= Kurt Stallmann =

American composer (born 1964)

Kurt Stallmann (born 1964) is an American composer who lives and works in Houston, Texas.

==Education==
Kurt Stallmann was born in Rockford, Illinois. In 1987, he received a bachelor's degree in music from Northern Illinois University. That year, he moved to Boston, Massachusetts, where he composed, improvised, and collaborated with modern dance choreographers. In 1990, Yasuko Tokunaga invited Stallmann to join the Dance Division faculty at The Boston Conservatory to design a course for dancers that developed listening and analysis skills for the purpose of creating new choreography. In 1992, after several years of working with dance, he returned to a concentrated musical environment by entering the PhD program in music composition at Harvard University, where his primary teachers were Bernard Rands and Mario Davidovsky. As a student, he also assisted composer Ivan Tcherepnin with electronic music courses for several years.

==Teaching==
In 1999, after graduating, Stallmann joined the Harvard Music Department faculty, as Assistant Professor of Music. During this time, he combined the two studios then at Harvard (HEMS, created by Tcherepnin, and HCMC, created by Davidovsky) into one entity, which he named HUSEAC (Harvard University Studios for Electro-Acoustic Composition). He also encouraged cross-disciplinary collaboration with other Harvard departments, including VES and GSD. During this period, he also founded the computer music studio at the Longy School of Music, where he also served on the music composition faculty. In 2002, Stallmann joined the faculty at the Shepherd School of Music, Rice University, where he is an associate professor in the composition department and director of the Rice Electroacoustic Music Labs (REMLABS).

==Composing and research==
As a composer, Stallmann devotes his energy towards synthesizing many of the mediums available to composers today.

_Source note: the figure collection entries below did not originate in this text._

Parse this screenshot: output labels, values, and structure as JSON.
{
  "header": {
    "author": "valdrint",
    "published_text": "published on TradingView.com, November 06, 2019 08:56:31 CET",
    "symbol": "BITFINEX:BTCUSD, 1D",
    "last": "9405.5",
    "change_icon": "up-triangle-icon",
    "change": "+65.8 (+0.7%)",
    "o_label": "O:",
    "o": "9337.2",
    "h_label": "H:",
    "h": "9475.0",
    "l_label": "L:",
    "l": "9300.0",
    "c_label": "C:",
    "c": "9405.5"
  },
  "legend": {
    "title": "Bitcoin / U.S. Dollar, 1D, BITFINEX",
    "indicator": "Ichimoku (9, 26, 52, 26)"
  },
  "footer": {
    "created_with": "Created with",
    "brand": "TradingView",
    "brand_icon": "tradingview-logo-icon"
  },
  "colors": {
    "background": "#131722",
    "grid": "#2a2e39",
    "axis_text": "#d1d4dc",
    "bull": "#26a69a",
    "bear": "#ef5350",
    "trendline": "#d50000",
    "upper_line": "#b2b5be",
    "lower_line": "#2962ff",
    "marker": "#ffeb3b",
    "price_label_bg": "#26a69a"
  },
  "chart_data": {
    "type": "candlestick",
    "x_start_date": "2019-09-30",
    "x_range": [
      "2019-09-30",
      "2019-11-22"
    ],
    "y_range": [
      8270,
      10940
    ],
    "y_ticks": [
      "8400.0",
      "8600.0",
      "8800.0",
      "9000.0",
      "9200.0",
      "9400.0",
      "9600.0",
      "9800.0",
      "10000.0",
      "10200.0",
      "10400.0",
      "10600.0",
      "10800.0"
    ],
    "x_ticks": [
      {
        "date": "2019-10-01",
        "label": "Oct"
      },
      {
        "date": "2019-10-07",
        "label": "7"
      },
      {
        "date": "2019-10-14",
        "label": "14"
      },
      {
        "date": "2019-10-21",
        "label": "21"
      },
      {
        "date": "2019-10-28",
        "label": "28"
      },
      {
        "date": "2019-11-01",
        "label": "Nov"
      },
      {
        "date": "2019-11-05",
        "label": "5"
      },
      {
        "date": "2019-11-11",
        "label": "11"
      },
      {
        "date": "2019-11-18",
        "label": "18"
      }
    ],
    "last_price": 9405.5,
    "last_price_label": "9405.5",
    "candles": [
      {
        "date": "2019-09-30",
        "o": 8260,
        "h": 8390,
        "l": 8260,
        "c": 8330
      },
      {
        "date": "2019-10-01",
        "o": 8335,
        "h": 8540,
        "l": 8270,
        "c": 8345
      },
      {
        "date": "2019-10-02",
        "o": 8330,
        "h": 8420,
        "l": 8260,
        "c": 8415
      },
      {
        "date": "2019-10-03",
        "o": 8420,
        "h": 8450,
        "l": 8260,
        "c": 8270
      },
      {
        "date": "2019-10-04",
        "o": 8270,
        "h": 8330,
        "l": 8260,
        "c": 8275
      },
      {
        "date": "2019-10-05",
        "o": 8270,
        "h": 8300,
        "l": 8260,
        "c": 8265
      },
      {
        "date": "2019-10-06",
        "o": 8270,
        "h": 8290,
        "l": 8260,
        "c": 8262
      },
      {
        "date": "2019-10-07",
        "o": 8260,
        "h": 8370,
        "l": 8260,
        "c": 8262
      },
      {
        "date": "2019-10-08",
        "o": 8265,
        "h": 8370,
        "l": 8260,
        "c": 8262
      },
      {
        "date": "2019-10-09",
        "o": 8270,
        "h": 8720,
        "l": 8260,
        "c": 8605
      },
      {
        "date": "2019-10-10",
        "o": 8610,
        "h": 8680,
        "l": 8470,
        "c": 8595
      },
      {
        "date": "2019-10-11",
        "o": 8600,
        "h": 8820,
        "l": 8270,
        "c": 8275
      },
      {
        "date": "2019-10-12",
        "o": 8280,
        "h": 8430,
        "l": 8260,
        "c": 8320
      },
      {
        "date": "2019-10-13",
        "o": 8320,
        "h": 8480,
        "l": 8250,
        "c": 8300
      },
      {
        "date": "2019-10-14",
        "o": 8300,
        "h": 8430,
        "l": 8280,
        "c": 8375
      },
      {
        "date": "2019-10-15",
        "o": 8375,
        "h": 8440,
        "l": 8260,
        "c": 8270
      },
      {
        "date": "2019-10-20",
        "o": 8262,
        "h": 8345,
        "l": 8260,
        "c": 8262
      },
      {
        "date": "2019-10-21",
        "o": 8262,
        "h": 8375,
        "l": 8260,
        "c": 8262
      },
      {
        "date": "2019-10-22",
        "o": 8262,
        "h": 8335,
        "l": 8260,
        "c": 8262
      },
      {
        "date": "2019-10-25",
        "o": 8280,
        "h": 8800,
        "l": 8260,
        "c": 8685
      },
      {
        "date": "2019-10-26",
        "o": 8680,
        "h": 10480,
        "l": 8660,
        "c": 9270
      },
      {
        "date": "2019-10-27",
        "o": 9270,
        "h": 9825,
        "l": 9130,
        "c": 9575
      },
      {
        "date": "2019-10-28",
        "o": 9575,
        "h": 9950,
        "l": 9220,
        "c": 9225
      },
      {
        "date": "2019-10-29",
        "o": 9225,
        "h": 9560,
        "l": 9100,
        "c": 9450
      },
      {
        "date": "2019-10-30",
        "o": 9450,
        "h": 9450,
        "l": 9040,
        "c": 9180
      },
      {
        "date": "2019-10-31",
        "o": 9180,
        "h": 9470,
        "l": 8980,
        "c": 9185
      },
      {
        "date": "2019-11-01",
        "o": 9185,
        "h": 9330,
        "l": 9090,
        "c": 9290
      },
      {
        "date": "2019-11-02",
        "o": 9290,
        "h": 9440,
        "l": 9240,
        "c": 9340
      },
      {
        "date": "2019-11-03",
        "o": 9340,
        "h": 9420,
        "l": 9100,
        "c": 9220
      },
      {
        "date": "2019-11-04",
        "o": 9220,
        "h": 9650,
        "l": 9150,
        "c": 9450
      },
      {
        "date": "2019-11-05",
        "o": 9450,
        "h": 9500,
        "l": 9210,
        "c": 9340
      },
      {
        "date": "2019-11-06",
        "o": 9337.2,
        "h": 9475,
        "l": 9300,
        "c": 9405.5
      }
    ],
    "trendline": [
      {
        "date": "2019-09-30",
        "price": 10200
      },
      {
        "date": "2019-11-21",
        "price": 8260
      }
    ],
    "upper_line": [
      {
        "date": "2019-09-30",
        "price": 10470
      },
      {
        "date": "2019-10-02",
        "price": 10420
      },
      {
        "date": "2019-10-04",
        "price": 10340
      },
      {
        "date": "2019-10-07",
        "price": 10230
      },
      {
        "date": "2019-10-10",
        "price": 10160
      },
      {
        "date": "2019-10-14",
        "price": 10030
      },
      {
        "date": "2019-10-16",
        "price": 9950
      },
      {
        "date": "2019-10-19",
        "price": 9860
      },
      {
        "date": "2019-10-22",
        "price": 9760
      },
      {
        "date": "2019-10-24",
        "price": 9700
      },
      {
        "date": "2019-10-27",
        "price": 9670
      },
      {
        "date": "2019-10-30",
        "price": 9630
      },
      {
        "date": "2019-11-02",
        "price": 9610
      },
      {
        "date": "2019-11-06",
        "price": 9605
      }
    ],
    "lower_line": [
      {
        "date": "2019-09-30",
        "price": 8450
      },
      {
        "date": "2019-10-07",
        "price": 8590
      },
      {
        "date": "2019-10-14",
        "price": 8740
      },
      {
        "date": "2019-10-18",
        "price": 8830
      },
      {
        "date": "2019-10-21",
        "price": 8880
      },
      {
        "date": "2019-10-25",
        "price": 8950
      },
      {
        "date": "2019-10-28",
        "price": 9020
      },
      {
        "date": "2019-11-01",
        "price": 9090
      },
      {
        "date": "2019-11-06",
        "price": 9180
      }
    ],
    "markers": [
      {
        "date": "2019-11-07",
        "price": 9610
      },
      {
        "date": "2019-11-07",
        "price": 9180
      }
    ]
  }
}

His compositions are written for acoustic instruments, electroacoustic combinations with interactive elements, environmental sounds, and purely synthetic sounds. He also enjoys improvising with musicians and often collaborates with artists from other disciplines. Scholarly interests include a series of psychological studies on how musical sequences can affect time estimation. At the 2008 International Conference on Auditory Displays at IRCAM in Paris, Stallmann gave a paper titled Auditory Stimulus Design: Musically Informed.

In 2008–2009, Stallmann was Composer-In-Residence at Sharpstown High School for the Houston Symphony Education and Outreach Program sponsored by the Fidelity FutureStage program. From 2005 to 2008 he was on the SEAMUS Board of Directors (Society for Electro-Acoustic Music in the United States) while he served as editor of the SEAMUS Newsletter. He has also been an active member of two composer’s collectives, Musiqa in Houston (2002–2004), and Composers in Red Sneakers in Boston (2001–2003).

Recent works include Moon Crossings (commissioned by the Fromm Music Foundation), a 17-minute work for 15 performers, video, and surround sound system; Following Franz, Now, a string quartet with optional electronics for the Enso String Quartet (commissioned by Chamber Music America); Breaking Earth Meet the Composer (Commissioned by Meet the Composer Commissioning Music/USA Program and DiverseWorks ArtSpace), a 22-minute multidisciplinary installation with filmmaker Alfred Guzzetti for five independent streams of high-definition video with eleven channels of audio; and SONA: Wind, Rain, and Trains (Commissioned by the Houston Arts Alliance), a multidisciplinary work inspired by Houston's soundscape for string quartet with real-time digital processing, videos, found sounds, and synthesized sounds.

Stallmann's work was recognized by the American Academy of Arts and Letters with a 2009 Goddard Lieberson Fellowship. In 2008, he received a Guggenheim Fellowship.